Garage Olimpo fue estrenada en 1999 cuando el indulto aplicado por el entonces presidente Carlos Menem intentaba culminar lo que habían empezado las leyes de punto final y obediencia debida. Fue por entonces también que las declaraciones de Adolfo Scilingo (RE) tomaron estado público al confesar cómo fue la metodología de arrojar los cuerpos al Río de La Plata, con el estremecedor detalle de que los arrojaban vivos, bajo los efectos de una inyección adormecedora. A este testimonio le siguieron otros, y a las leyes de punto final y obediencia debida les siguió la anulación.
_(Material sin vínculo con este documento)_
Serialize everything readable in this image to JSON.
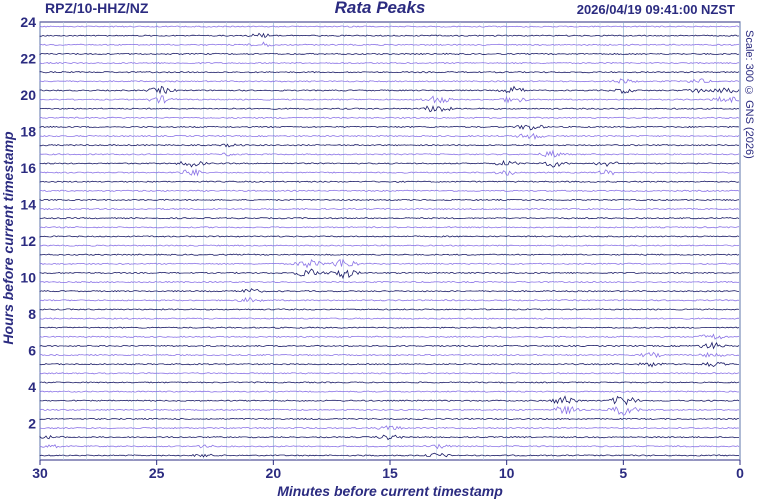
{
  "header": {
    "station": "RPZ/10-HHZ/NZ",
    "title": "Rata Peaks",
    "timestamp": "2026/04/19 09:41:00 NZST",
    "scale_note": "Scale: 300 © GNS (2026)"
  },
  "chart_data": {
    "type": "line",
    "title": "Rata Peaks",
    "xlabel": "Minutes before current timestamp",
    "ylabel": "Hours before current timestamp",
    "xlim": [
      30,
      0
    ],
    "ylim": [
      0,
      24
    ],
    "x_ticks": [
      "30",
      "25",
      "20",
      "15",
      "10",
      "5",
      "0"
    ],
    "y_ticks": [
      "2",
      "4",
      "6",
      "8",
      "10",
      "12",
      "14",
      "16",
      "18",
      "20",
      "22",
      "24"
    ],
    "grid": true,
    "trace_count": 48,
    "trace_colors": [
      "#1a1a66",
      "#8b73e6"
    ],
    "bursts": [
      {
        "hour": 23.0,
        "minute": 20.5,
        "amplitude": 3
      },
      {
        "hour": 20.5,
        "minute": 5.0,
        "amplitude": 3
      },
      {
        "hour": 20.5,
        "minute": 1.8,
        "amplitude": 3
      },
      {
        "hour": 20.0,
        "minute": 24.8,
        "amplitude": 4
      },
      {
        "hour": 20.0,
        "minute": 9.7,
        "amplitude": 4
      },
      {
        "hour": 20.0,
        "minute": 0.6,
        "amplitude": 4
      },
      {
        "hour": 19.5,
        "minute": 13.0,
        "amplitude": 5
      },
      {
        "hour": 18.0,
        "minute": 9.0,
        "amplitude": 4
      },
      {
        "hour": 17.0,
        "minute": 21.8,
        "amplitude": 2
      },
      {
        "hour": 16.5,
        "minute": 8.0,
        "amplitude": 4
      },
      {
        "hour": 16.0,
        "minute": 23.5,
        "amplitude": 4
      },
      {
        "hour": 16.0,
        "minute": 10.0,
        "amplitude": 3
      },
      {
        "hour": 16.0,
        "minute": 5.7,
        "amplitude": 3
      },
      {
        "hour": 10.5,
        "minute": 18.5,
        "amplitude": 5
      },
      {
        "hour": 10.5,
        "minute": 17.0,
        "amplitude": 6
      },
      {
        "hour": 9.0,
        "minute": 21.0,
        "amplitude": 3
      },
      {
        "hour": 6.5,
        "minute": 1.2,
        "amplitude": 4
      },
      {
        "hour": 5.5,
        "minute": 3.8,
        "amplitude": 3
      },
      {
        "hour": 5.5,
        "minute": 1.2,
        "amplitude": 3
      },
      {
        "hour": 3.0,
        "minute": 7.5,
        "amplitude": 5
      },
      {
        "hour": 3.0,
        "minute": 5.0,
        "amplitude": 6
      },
      {
        "hour": 1.5,
        "minute": 15.0,
        "amplitude": 3
      },
      {
        "hour": 0.5,
        "minute": 13.0,
        "amplitude": 3
      },
      {
        "hour": 0.5,
        "minute": 23.0,
        "amplitude": 2
      },
      {
        "hour": 1.0,
        "minute": 29.5,
        "amplitude": 2
      }
    ]
  }
}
La cuestión de los desaparecidos –afirma Hugo Vezzetti- se convirtió en el símbolo de una profunda fractura en la trama social y en el problema fundamental en la construcción de la democracia. La empresa del terrorismo de estado, la puesta en marcha de un plan sistemático de aniquilación, está presente en Garage Olimpo desde el principio. Las primeras escenas muestran planos de la ciudad de Buenos Aires de día y de noche, con el sonido de aviones como fondo, significando que existen dos ciudades, dos lugares bien definidos: la superficie y lo subterráneo. Debajo de la vida cotidiana se halla el infierno, los centros clandestinos de detención, la antesala de la ausencia. La película hace un recorrido verosímil y desafiante desde el personaje de María –interpretado por Antonella Costa- mostrándola en una villa enseñando a leer y a escribir, pasando por la descripción de cómo un grupo coloca una bomba en la casa del Tigre, el general encargado del Olimpo, el centro clandestino de detención que verdaderamente existió. María vive con su madre en una casa antigua, donde alquilan habitaciones para poder subsistir. Uno de los inquilinos, enamorado de María, dice trabajar en un garage y tiene la habitación repleta de objetos  (relojes, vestimenta, vajilla de cocina, etcétera). Cuando un grupo del ejército se lleva a María de su casa para ingresarla en el Olimpo, ella descubrirá que uno de sus torturadores es su inquilino. En esta película subyacen con agudeza diversos temas abordados con una sólida calidad de guión y un juego de imágenes que, sin caer en la morbosidad, van de lo explícito a lo simbólico internándonos en el espacio y en el tiempo como si el relato de los hechos nos fuera contado por sus propios protagonistas en una charla cara a cara.